Now where had we had lunch in 1979? It was sitting around a round stone table, with a landward view. Ah...here it was... 


The eatery - rather more of a bistro affair than the Sail Loft - was still there, and you could still sit outside; but not this year on the grass, which they were regrowing.  But I could picture the scene in 1979. Girl friend Deborah grinning at me, and looking extraordinarily young...


Mum and Dad being jolly...my brother Wayne making witty jokes...


It's quite poignant, looking at these shots now, an unbelievable thirty-eight years later. Mum, Dad and Wayne were my entire immediate family, all I had. How alive they were then! But they've all gone, Wayne in a car accident in 1995, and my parents in quick succession in 2009. Let's move on, before my heart starts to ache.

I had looked to see the state of the tide. Wow, the sea was encroaching really fast. The causeway was starting to get covered. You'd be risking wet feet if you tried to walk back to Marazion now!


There was a notice near the harbour that told you about the tide and the ferry boats. 


Hmm. I'd definitely be catching a ferry boat! But then, it would be all part of the day's adventure.
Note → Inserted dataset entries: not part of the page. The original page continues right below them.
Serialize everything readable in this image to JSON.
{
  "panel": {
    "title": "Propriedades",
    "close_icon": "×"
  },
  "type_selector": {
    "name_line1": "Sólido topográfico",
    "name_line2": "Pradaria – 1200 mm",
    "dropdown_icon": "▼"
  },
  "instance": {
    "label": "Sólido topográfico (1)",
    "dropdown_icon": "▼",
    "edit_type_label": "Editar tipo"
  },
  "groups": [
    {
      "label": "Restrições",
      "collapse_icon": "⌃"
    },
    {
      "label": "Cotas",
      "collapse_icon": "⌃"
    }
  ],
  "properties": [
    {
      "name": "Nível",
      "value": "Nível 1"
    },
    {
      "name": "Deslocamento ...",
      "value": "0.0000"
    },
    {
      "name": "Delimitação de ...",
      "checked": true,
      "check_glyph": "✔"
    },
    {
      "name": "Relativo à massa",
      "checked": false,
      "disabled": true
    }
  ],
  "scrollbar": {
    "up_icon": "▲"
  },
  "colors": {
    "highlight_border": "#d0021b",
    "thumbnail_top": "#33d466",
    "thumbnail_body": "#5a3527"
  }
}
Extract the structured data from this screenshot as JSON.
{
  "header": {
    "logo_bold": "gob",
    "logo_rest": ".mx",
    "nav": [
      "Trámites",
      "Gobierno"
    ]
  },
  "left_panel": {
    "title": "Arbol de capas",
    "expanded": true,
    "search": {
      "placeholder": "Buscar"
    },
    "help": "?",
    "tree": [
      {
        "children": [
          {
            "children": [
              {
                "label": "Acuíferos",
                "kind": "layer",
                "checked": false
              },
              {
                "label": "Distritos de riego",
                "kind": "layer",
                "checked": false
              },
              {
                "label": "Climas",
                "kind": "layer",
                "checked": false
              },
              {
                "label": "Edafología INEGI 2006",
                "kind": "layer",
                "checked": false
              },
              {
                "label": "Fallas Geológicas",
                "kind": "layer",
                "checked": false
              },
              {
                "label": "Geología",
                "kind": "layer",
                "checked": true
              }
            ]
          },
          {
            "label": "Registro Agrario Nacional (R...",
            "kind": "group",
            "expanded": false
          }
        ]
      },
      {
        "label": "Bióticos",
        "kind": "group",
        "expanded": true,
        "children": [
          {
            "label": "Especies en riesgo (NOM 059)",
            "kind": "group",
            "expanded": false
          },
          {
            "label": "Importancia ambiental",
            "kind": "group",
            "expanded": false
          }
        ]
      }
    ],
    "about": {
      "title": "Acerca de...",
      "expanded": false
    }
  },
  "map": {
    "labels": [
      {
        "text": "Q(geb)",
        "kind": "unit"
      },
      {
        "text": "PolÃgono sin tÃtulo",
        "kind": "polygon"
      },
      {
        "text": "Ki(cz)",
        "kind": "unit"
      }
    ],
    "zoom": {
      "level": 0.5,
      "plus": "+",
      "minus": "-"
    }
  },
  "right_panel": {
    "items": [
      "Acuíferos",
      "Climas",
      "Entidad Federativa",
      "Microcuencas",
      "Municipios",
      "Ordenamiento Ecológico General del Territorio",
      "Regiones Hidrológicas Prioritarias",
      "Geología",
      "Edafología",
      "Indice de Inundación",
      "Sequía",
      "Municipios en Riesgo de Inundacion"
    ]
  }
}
The harbour was already half-full of sea water:


Surely those railings were the same ones as in this 1979 shot, showing Wayne and his new wife Glenda:


My girl friend Deborah had ventured down the stone steps, but was startled when a noisy motor boat suddenly appeared very near to her:


I still had some time to kill before the tour. A glance at the causeway revealed we were now very nearly a true island, at least for a few hours:


Then it was time for the tour. I'd worked out that the St Aubyn Estate were in charge of the harbour area, the National Trust the house and gardens on the hill. So it was an Estate man who walked around with our little group. His name was Mick:


In the shot he was talking about the various Royal Personages who have visited the Mount, and left their footprints. These particular ones were made by the Queen and Prince Philip, the Duke of Edinburgh, when they came in 2013.


My toes at the bottom edge, of course!

There were also the footprints of Prince Charles and his wife Camilla, the Duchess of Cornwall, when they came in 2010: 


Don't my feet look huge? But they are only size 8. Camilla's feet must be very dainty, though.

Well, we slowly proceeded along the harbourside, with Mick pointing out this and that most interestingly. But I couldn't help hanging back to take photos while the sun shone.


Then we came to something unusual. Rails running through the buildings and straight for the harbour's edge:


I'd heard about these rails. They linked the harbour with the house on the hill. I asked Mick about them. They were for a small tram wagon pulled up the hill with a steel wire, and controlled both ways by a motor-driven winding mechanism. Household goods and personal luggage were all carried to the house in this wagon, which mostly ran underground and was often not noticed by visitors. But you could view the harbour end of it.


We then walked along the back of the harbour buildings, where it was very sunny and sheltered. Some exotic plants were already growing well, even though it was only March.


Mick explained how wild the storms in Mounts Bay could be, mentioning two awful ones in the last fifteen years that had flooded the buildings around the harbour, and severely damaged some of the stonework. It didn't seem possible. But after we dispersed, he showed me photos of these storms in his office. It was all true.


No wonder the island children sometimes had to miss school!